A few feet away, Ridley was still staring blankly into the Mortal stars. For the first time, we saw the same sky.
Liv was wedged between two roots, with me on one side and Link on the other. After I found out the truth about what happened on Lena's birthday, I guess I expected my feelings for Liv to disappear. But even now I found myself wondering. If things were different, if I had never met Lena, if I had never met Liv ...
I spent the next few hours watching Liv. When she slept, she looked peaceful, beautiful. Not Lena's kind of beautiful, something different. She looked content -- like a sunny day, a cold glass of milk, an unopened book before you cracked the binding. There was nothing tortured about her. She looked the way I wanted to feel.
Mortal. Hopeful. Alive.
When I finally drifted off, I felt that way, just for a minute....
Lena was shaking me. "Wake up, Sleepyhead. We have to talk." I smiled and pulled her into my arms. I tried to kiss her, but she laughed and ducked away. "This isn't that kind of a dream."
I sat up and looked around. We were in Macon's bed in the Tunnels. "All my dreams are that kind of dream, L. I'm almost seventeen."
"This is my dream, not yours. And I've only been sixteen for four months."
"Won't Macon be mad if we're here?"
"Macon's dead, don't you remember? You must really be asleep." She was right. I had forgotten everything, and now it all came crashing back. Macon was gone. The trade.
And Lena had left me, only she hadn't. She was here.

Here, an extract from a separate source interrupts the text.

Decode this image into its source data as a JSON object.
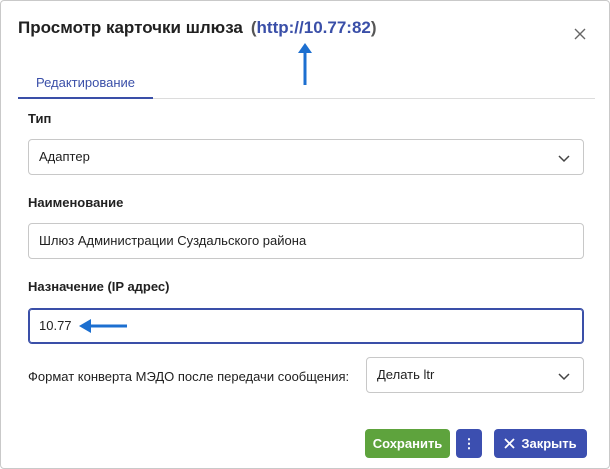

"So this is a dream?" I was trying to keep my stomach from twisting with loss, the guilt of everything I'd done, everything I owed her.
Lena nodded.
"Am I dreaming you, or are you dreaming me?"
"Does it ever make a difference, when it comes to us?" She was avoiding the question.
I tried again. "When I wake up, will you be gone?"
"Yes. But I had to see you. This was the only way for us to really talk." She was wearing a white T-shirt, one of my oldest, softest ones. She looked tousled and beautiful, in the way I loved best, when she thought she looked the worst.
I put my hands around her waist and pulled her close. "L, I saw my mom. She told me about Macon. I think she loved him."
"They loved each other. I've seen the visions, too." So our connection was still there. I felt a wave of relief.
"They were like us, Lena."
"And they couldn't be together. Like us."
It was a dream, I was sure of it. Because we could speak these terrible truths with a strange remove, as if they were happening to other people. She rested her head on my chest, picking mud off my shirt with her fingers. How had my shirt gotten so muddy? I tried to remember but couldn't.
"What are we going to do, L?"
"I don't know, Ethan. I'm scared."
"What do you want?"
"You," she whispered.
"So why is it so hard?"
"We're all wrong. Everything's all wrong when I'm with you."
"Does this feel wrong?" I held her tighter.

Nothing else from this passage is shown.